Re: [PATCH v4] parallel pg_restore: avoid disk seeks when jumping short distance forward

From: Dimitrios Apostolou <jimis(at)gmx(dot)net>
To: Tom Lane <tgl(at)sss(dot)pgh(dot)pa(dot)us>
Cc: Chao Li <li(dot)evan(dot)chao(at)gmail(dot)com>, Nathan Bossart <nathandbossart(at)gmail(dot)com>, Thomas Munro <thomas(dot)munro(at)gmail(dot)com>, pgsql-hackers(at)lists(dot)postgresql(dot)org
Subject: Re: [PATCH v4] parallel pg_restore: avoid disk seeks when jumping short distance forward
Date: 2025-10-21 13:57:31
Message-ID: 83r36or2-q8n9-6q18-np80-q9n6pr3q636q@tzk.arg
Views: Whole Thread | Raw Message | Download mbox | Resend email
Thread:
Lists: pgsql-hackers

On Tuesday 2025-10-21 00:23, Tom Lane wrote:

> HEAD repeats
>
> read(4k)
> lseek(~128k forward)
>
> which is to be expected if we have to read data block headers
> that are ~128K apart; while patched repeats
>
> read(4k)
> read(~128k)
>
> which is a bit odd in itself, why isn't it merging the reads better?

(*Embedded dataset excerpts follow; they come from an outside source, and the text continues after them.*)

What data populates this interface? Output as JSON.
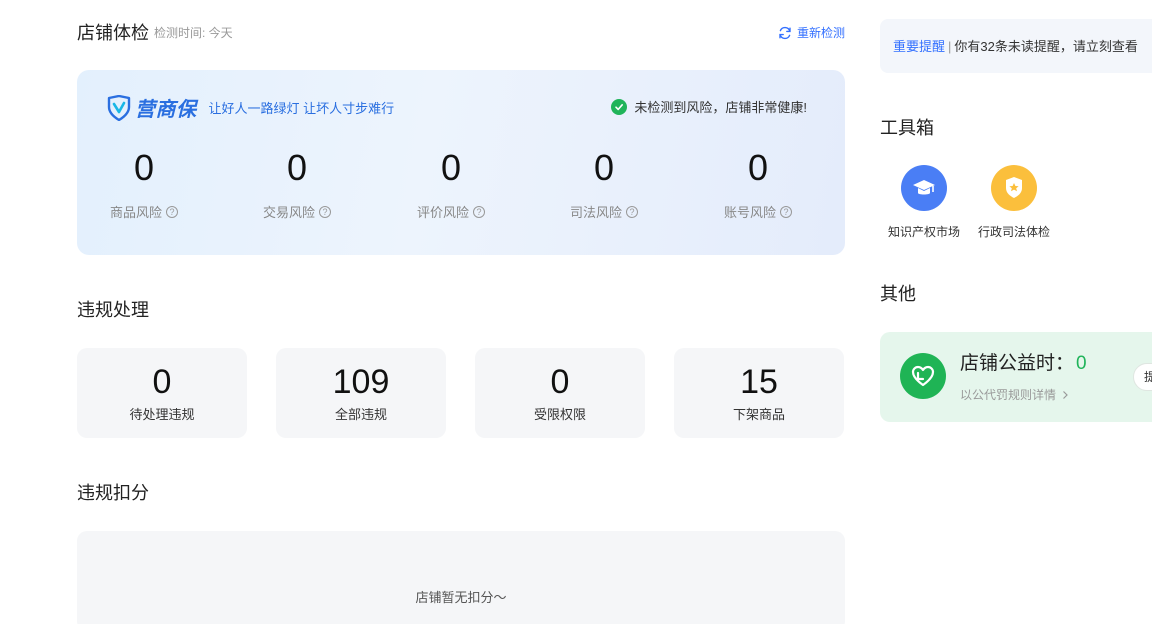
{
  "check": {
    "title": "店铺体检",
    "time": "检测时间: 今天",
    "recheck_label": "重新检测",
    "brand_logo": "营商保",
    "slogan": "让好人一路绿灯 让坏人寸步难行",
    "status": "未检测到风险，店铺非常健康!",
    "risks": [
      {
        "value": "0",
        "label": "商品风险"
      },
      {
        "value": "0",
        "label": "交易风险"
      },
      {
        "value": "0",
        "label": "评价风险"
      },
      {
        "value": "0",
        "label": "司法风险"
      },
      {
        "value": "0",
        "label": "账号风险"
      }
    ]
  },
  "violations": {
    "title": "违规处理",
    "items": [
      {
        "value": "0",
        "label": "待处理违规"
      },
      {
        "value": "109",
        "label": "全部违规"
      },
      {
        "value": "0",
        "label": "受限权限"
      },
      {
        "value": "15",
        "label": "下架商品"
      }
    ]
  },
  "deduction": {
    "title": "违规扣分",
    "empty_text": "店铺暂无扣分～"
  },
  "notice": {
    "link": "重要提醒",
    "text": "你有32条未读提醒，请立刻查看"
  },
  "toolbox": {
    "title": "工具箱",
    "items": [
      {
        "label": "知识产权市场",
        "icon": "graduation-cap-icon",
        "color": "#4a7ef5"
      },
      {
        "label": "行政司法体检",
        "icon": "shield-star-icon",
        "color": "#fbbf3c"
      }
    ]
  },
  "other": {
    "title": "其他",
    "welfare_label": "店铺公益时：",
    "welfare_value": "0",
    "welfare_sub": "以公代罚规则详情",
    "welfare_button": "提"
  },
  "colors": {
    "accent": "#3370ff",
    "success": "#20b45a"
  }
}
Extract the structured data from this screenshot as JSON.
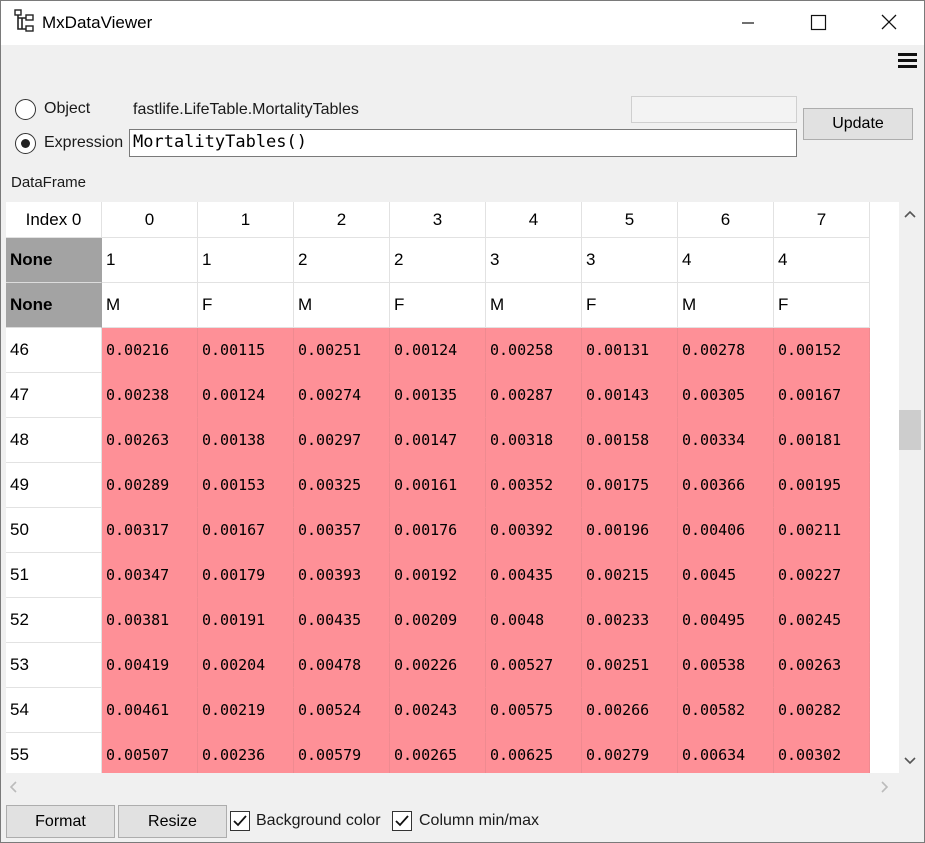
{
  "window": {
    "title": "MxDataViewer",
    "icons": {
      "app": "tree-icon",
      "minimize": "minimize-icon",
      "maximize": "maximize-icon",
      "close": "close-icon",
      "menu": "hamburger-menu-icon"
    }
  },
  "source": {
    "object_label": "Object",
    "object_value": "fastlife.LifeTable.MortalityTables",
    "expression_label": "Expression",
    "expression_value": "MortalityTables()",
    "selected": "expression",
    "update_label": "Update"
  },
  "data_label": "DataFrame",
  "table": {
    "corner_label": "Index 0",
    "columns": [
      "0",
      "1",
      "2",
      "3",
      "4",
      "5",
      "6",
      "7"
    ],
    "column_levels": [
      {
        "name": "None",
        "values": [
          "1",
          "1",
          "2",
          "2",
          "3",
          "3",
          "4",
          "4"
        ]
      },
      {
        "name": "None",
        "values": [
          "M",
          "F",
          "M",
          "F",
          "M",
          "F",
          "M",
          "F"
        ]
      }
    ],
    "rows": [
      {
        "index": "46",
        "values": [
          "0.00216",
          "0.00115",
          "0.00251",
          "0.00124",
          "0.00258",
          "0.00131",
          "0.00278",
          "0.00152"
        ]
      },
      {
        "index": "47",
        "values": [
          "0.00238",
          "0.00124",
          "0.00274",
          "0.00135",
          "0.00287",
          "0.00143",
          "0.00305",
          "0.00167"
        ]
      },
      {
        "index": "48",
        "values": [
          "0.00263",
          "0.00138",
          "0.00297",
          "0.00147",
          "0.00318",
          "0.00158",
          "0.00334",
          "0.00181"
        ]
      },
      {
        "index": "49",
        "values": [
          "0.00289",
          "0.00153",
          "0.00325",
          "0.00161",
          "0.00352",
          "0.00175",
          "0.00366",
          "0.00195"
        ]
      },
      {
        "index": "50",
        "values": [
          "0.00317",
          "0.00167",
          "0.00357",
          "0.00176",
          "0.00392",
          "0.00196",
          "0.00406",
          "0.00211"
        ]
      },
      {
        "index": "51",
        "values": [
          "0.00347",
          "0.00179",
          "0.00393",
          "0.00192",
          "0.00435",
          "0.00215",
          "0.0045",
          "0.00227"
        ]
      },
      {
        "index": "52",
        "values": [
          "0.00381",
          "0.00191",
          "0.00435",
          "0.00209",
          "0.0048",
          "0.00233",
          "0.00495",
          "0.00245"
        ]
      },
      {
        "index": "53",
        "values": [
          "0.00419",
          "0.00204",
          "0.00478",
          "0.00226",
          "0.00527",
          "0.00251",
          "0.00538",
          "0.00263"
        ]
      },
      {
        "index": "54",
        "values": [
          "0.00461",
          "0.00219",
          "0.00524",
          "0.00243",
          "0.00575",
          "0.00266",
          "0.00582",
          "0.00282"
        ]
      },
      {
        "index": "55",
        "values": [
          "0.00507",
          "0.00236",
          "0.00579",
          "0.00265",
          "0.00625",
          "0.00279",
          "0.00634",
          "0.00302"
        ]
      }
    ],
    "colors": {
      "value_bg": "#fe9097",
      "level_header_bg": "#a3a3a3"
    }
  },
  "footer": {
    "format_label": "Format",
    "resize_label": "Resize",
    "background_color_label": "Background color",
    "background_color_checked": true,
    "column_minmax_label": "Column min/max",
    "column_minmax_checked": true
  }
}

The read(4k) happens because of the getc() calls that read the next
block's length.

As noticed in a message above [1], glibc seems to do 4KB buffering by
default, for some reason. setvbuf() can mitigate this.

[1] https://www.postgresql.org/message-id/1po8os49-r63o-2923-p37n-12698o1qn7p0%40tzk.arg

I'm attaching a patch that sets glibc buffering to 1MB just as a proof
of concept. It's obviously WIP, it allocates and never frees. :-)
Feel free to pick it up and change it as you see fit.
With this patch, read() calls are unified in strace. lseeks() remain,
even if they are not actually reading anything.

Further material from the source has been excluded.